The EEPROM uses program space, so eats into that 256KB size. However, there is no actual limit on EEPROM size, and QMK Firmware will continue to allocate and use however much space is set for EEPROM. This means that we could actually store all 32 layers in eeprom (for dynamic keymap support, for instance), without any issues. And IIRC, it starts at the end, and works it's way backwards. But @yiancar would need to confirm what, since they're the expert on this.

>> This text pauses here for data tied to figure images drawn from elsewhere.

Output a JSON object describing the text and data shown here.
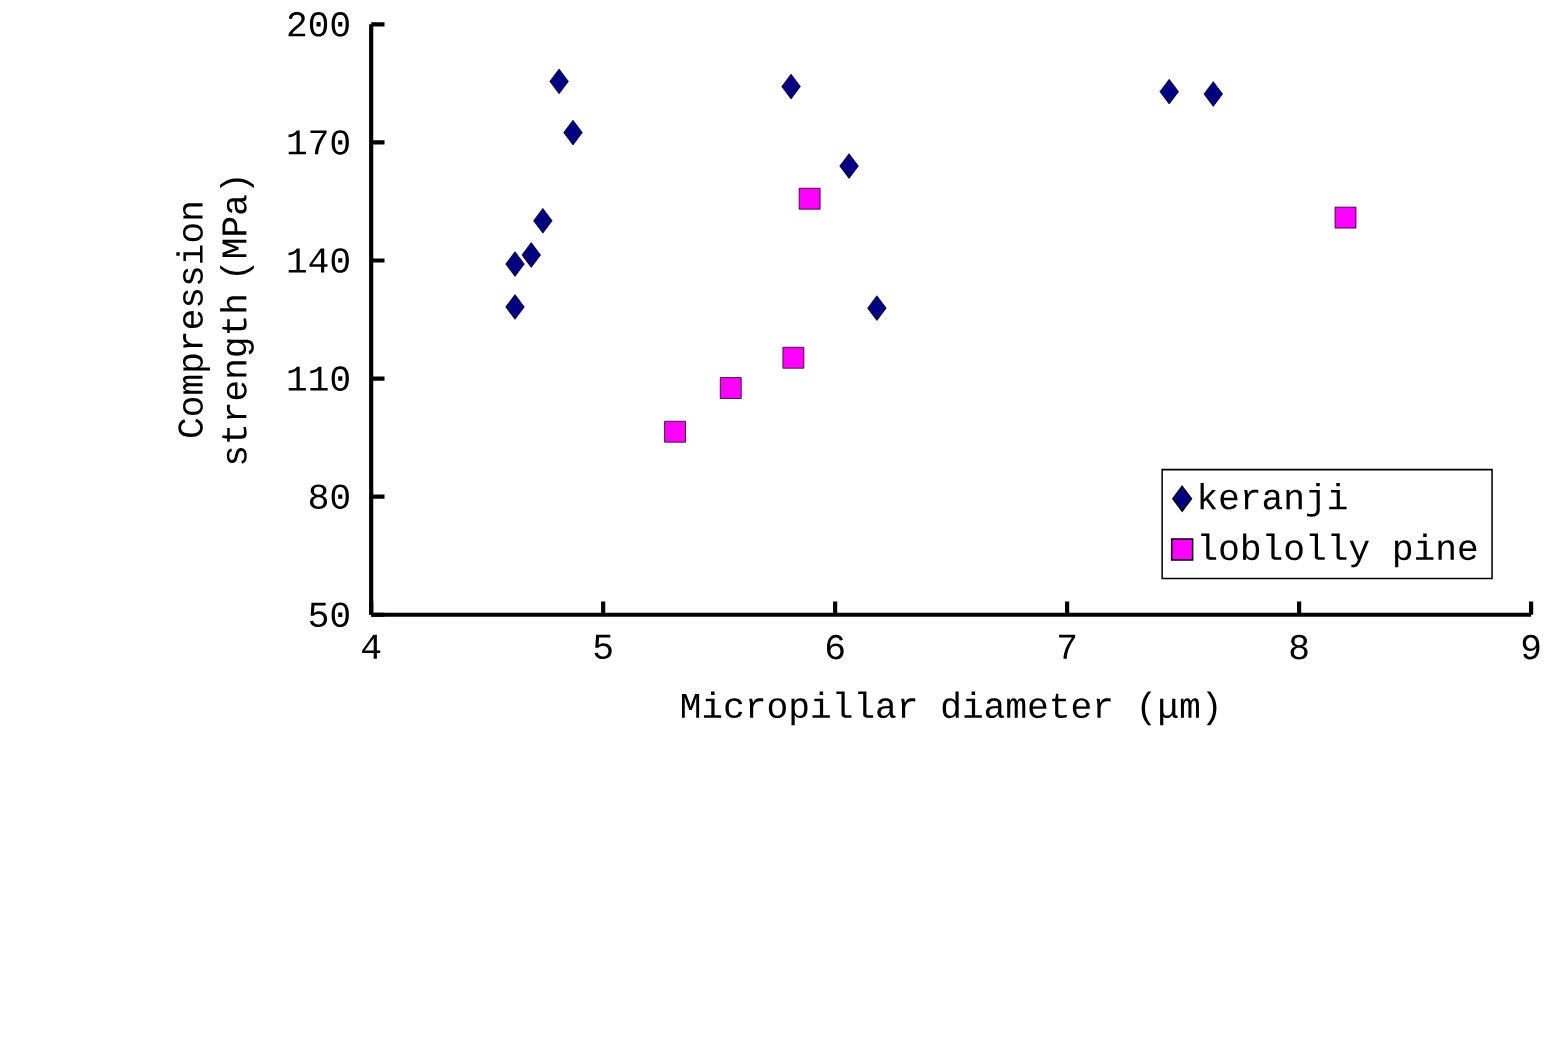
{
  "chart_data": {
    "type": "scatter",
    "xlabel": "Micropillar diameter (μm)",
    "ylabel": "Compression strength (MPa)",
    "xlim": [
      4,
      9
    ],
    "xticks": [
      4,
      5,
      6,
      7,
      8,
      9
    ],
    "ylim": [
      50,
      200
    ],
    "yticks": [
      50,
      80,
      110,
      140,
      170,
      200
    ],
    "grid": false,
    "legend": "bottom right",
    "series": [
      {
        "name": "keranji",
        "color": "#000080",
        "marker": "diamond",
        "x": [
          4.81,
          4.87,
          4.74,
          4.69,
          4.62,
          4.62,
          5.81,
          6.06,
          6.18,
          7.44,
          7.63
        ],
        "values": [
          185.5,
          172.5,
          150.1,
          141.4,
          139.1,
          128.2,
          184.2,
          164.0,
          127.9,
          182.9,
          182.3
        ]
      },
      {
        "name": "loblolly pine",
        "color": "#ff00ff",
        "marker": "square",
        "x": [
          5.31,
          5.55,
          5.82,
          5.89,
          8.2
        ],
        "values": [
          96.5,
          107.6,
          115.3,
          155.7,
          150.9
        ]
      }
    ]
  }
}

---- | ATMega32u4 | AT90USB1286 | STM32F303xC |
---|---|---|---|
Speed | 16MHz | 16MHz | 72MHz |
Voltage | 5v | 5v | 3.3v with some 5v capable pins |
Flash size | 32KB (28 usable) | 128KB (120KB usable) | 256KB (248KB) |
EEPROM size | 1024 bytes | 4098 Bytes | 4096 bytes (emulated in flash) |
Memory | 2.5KB | 8KB | 48KB |
Timers | 4 total | 4 total | 10 total |
Digital IO | 25 pins | 46 pins | 37 pins |
The STM32F303 has 9 times the usable storage space that the ATMega32U4 has. You could enable a bunch of features and still have plenty of room left. For instance, my Planck EZ, which has audio, and rgb matrix enabled with no sub-features disabled, and has some of the compiler optimizations turned off uses 45KB of firmware, leaving 200+KB free, still. Plenty of room for most anything you want to do.
The eeprom space will not dynamically expand. The pages need to be reserved and never changed for that keyboard. If the eeprom settings change the pages will probably be formated.

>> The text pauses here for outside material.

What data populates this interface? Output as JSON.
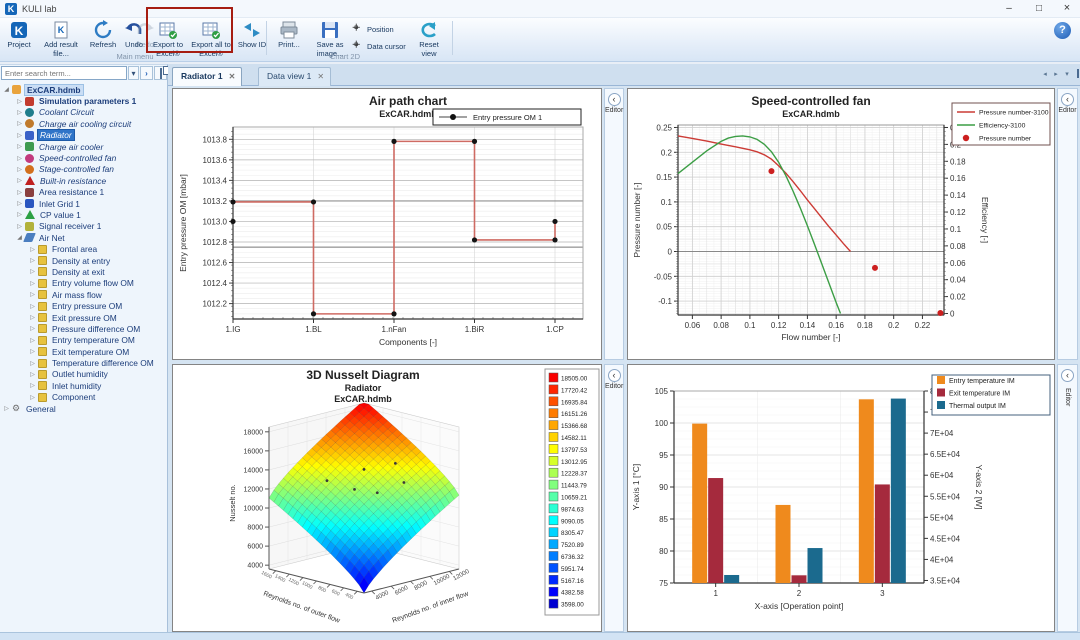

Also if you start eating too much into the flash you need to start letting the compiler know by modifying the .ld life. Right now the space used is so far (last 4 pages) so we just assume and hope that the compiler will not put anything there.
@yiancar how do you set that? The pages reserved?
https://github.com/qmk/qmk_firmware/blob/master/tmk_core/common/chibios/eeprom_stm32.h#L43
FEE_DENSITY_PAGES sets the number of reserved pages.
Here you need to remember that you need double the number of pages than what you are going to use. This is because you always need a page fre to be able to set as "dirty"
So if I'm reading that right, the MCU_STM32F303CC
uses 4KB of eeprom?
So, there is 4 pages reserved. For STM32F303, each page is 2KB, therefor 8KB is reserved for eeprom, of which 4KB are usable.
Wooo, I can do maths! :D
This is the headline for the proton-c:
While everything in there is probably correct (I didn't checked but I trust you) it says nothing to the average user. Even for mid users like me (I don't consider myself an advanced user, but I have several keyboards and I have even built my own from scratch) it does not tells me what I want to know. This is what I want to read first when I open that page:
And just with those two bullet points I'm sold. But currently, after reading that page I just feel: should I consider using this? Why? I think we should make clearer that it is better and why it is better.